Node Vendor OS vs AREDN Firmware
Several of us are experimenting with WireGuard tunnels. We started with Mikrotik hAP ac lites,
but recently have expanded to use UBNT XW-class and other vendors’ radios that have enough memory
to support tunneling. We disable the AREDN RF, and configure the radio to connect to a local
WiFi LAN, then configure it as a WG Tunnel Client or Server. We hope that existing hardware
can be upgraded with latest AREDN firmware and used on a tunnel mesh.
To what extent does the AREDN firmware replace the basic vendor operating system
(e.g., RouterOS or airOS)? Or is AREDN a wrapper that uses the transceiver, routing,
and other functions of the vendor OS while providing GUIs and other apps? Is it possible
to access the functions of the vendor OS from the AREDN interface?

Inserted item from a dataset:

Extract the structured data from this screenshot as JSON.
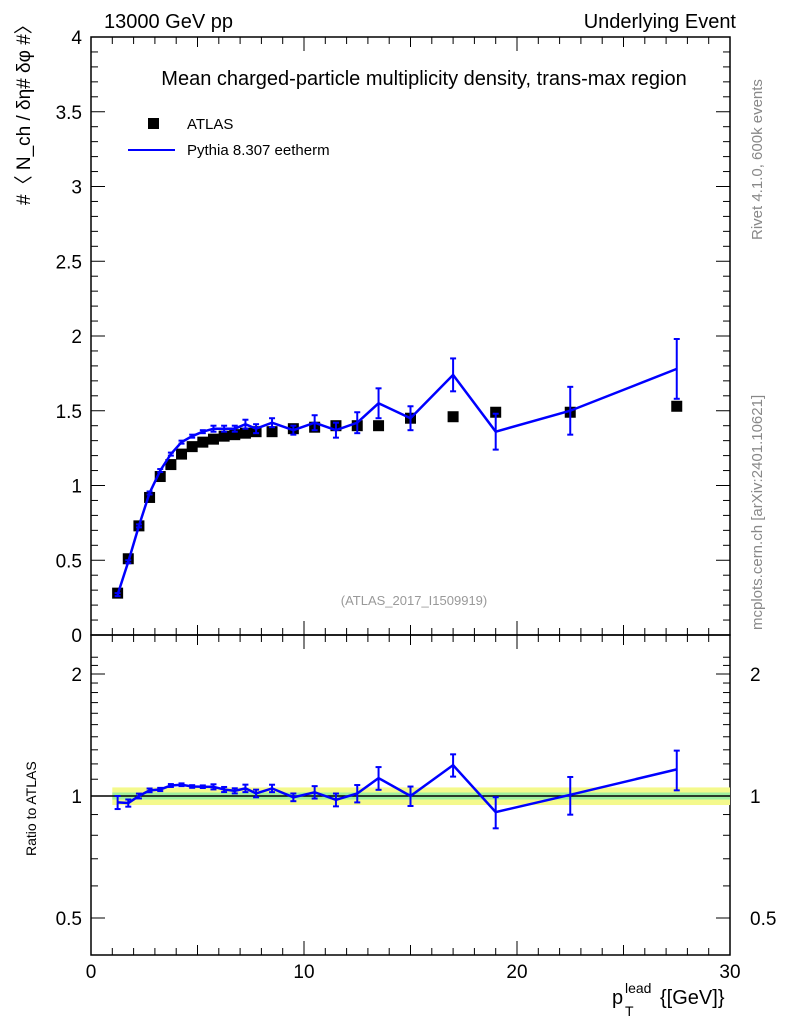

Is there an easy way to backup and restore the AREDN radio configuration to simplify
the restoration after an incident?
Thanks.
--Tim K5RA
Not super helpful I'm afraid but it's something I've never tried. Maybe others can chime in.
Orv W6BI
The other approach would be to have native vendor OS devices providing the long haul tunnel (or RF) connections. In that case you would treat those links as "cross-links" so that AREDN devices on either end can seamlessly pass AREDN data across a non-AREDN intermediate link. Cross-links are described here.
I appreciate the insights on AREDN firmware overwriting most of vendor OS.
We have a WG tunnel between an AREDN hAP ac lite (server) and AREDN NSM5 XW (client) that gets Ethernet
via local 5.8G WiFi.
We think we can also do it with other AREDN nodes that have sufficient RAM.